HIV/AIDS stigma highlighted at gay pride event

Published: 5 August 2003 0:00 CET

Raimond Dusijens, Netherlands Red Cross

With hundreds and thousands of spectators lining Amsterdam’s famous canals, the Canal Pride was a great opportunity for the Netherlands Red Cross to highlight and support the International Federation’s global campaign against the stigma and discrimination surrounding HIV/AIDS - “The Truth About AIDS. PASS IT ON...”

Participating for the second year running in the canal parade, the Netherlands Red Cross tried to tackle the ignorance surrounding HIV transmission by enacting scenarios on a long catwalk. Using messages from the “You cannot get AIDS by….”part of the anti-stigma campaign, Red Cross participants used humour to show six ways the disease cannot be transmitted. Such as by kissing, sharing a meal or drink or sharing an office or toilet. By taking their clothes off – but not completely – two Red Cross staff relayed the message that sharing a shower would not pass on the virus.

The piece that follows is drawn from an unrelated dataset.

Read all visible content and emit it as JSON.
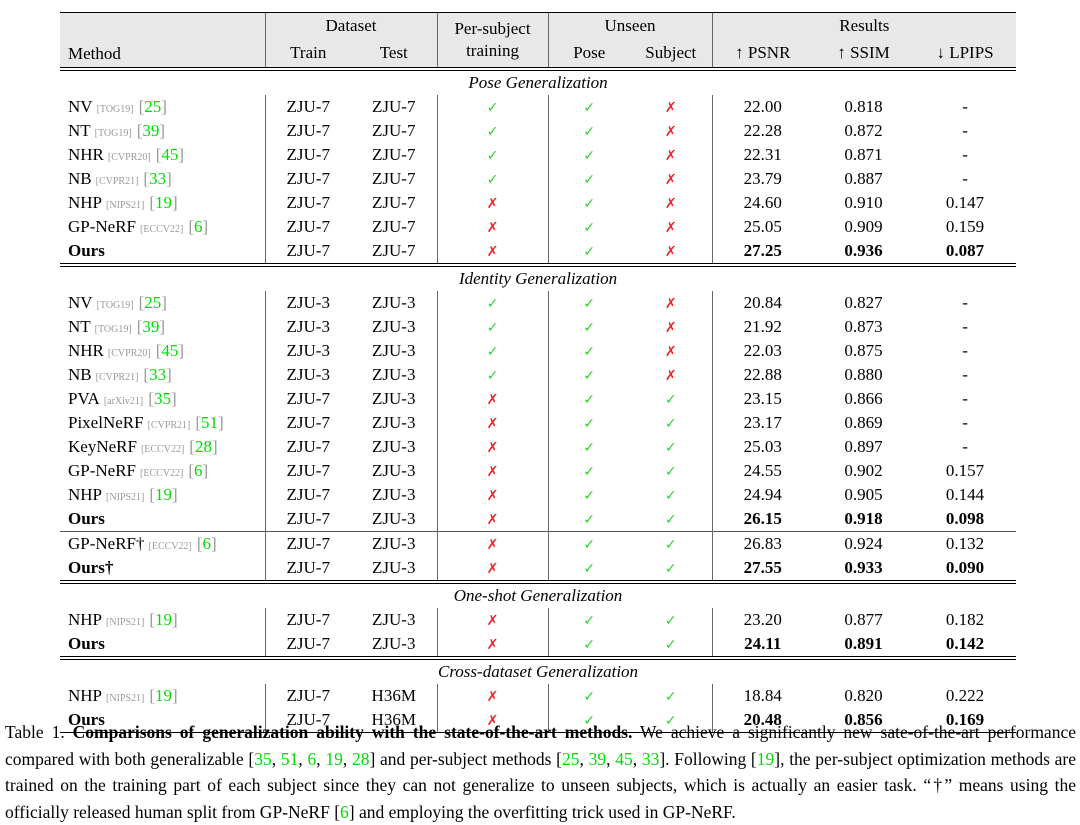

The day’s activities were an attempt to get people to treat people living with HIV/AIDS in the same way as anyone else.

“The underlying issue for us as the Red Cross is the fact whether someone has the virus or not is irrelevant: we should treat everybody in the same way. The Red Cross, after all, assists unconditionally,” says Aïcha Lubbinge of the Netherlands Red Cross.

The Red Cross show, staged on a boat during the four-hour parade, was presented by Mayday, a famous transvestite in Amsterdam. At regular intervals, British disco diva Rozalla sang her hits for the excited spectators along the canals.

“After so many years one would expect that the people in the Netherlands knew what the risks are, how infections are (not) transmitted,” says Lubbinge. “Yet the number of HIV infections is rising again and with it is the discrimination. We are still confronted, for example, by the fact that parents send their children to another school when they are told that there is a child in the class with HIV. It seems we still have a lot of explanation and dissemination to do,” she adds.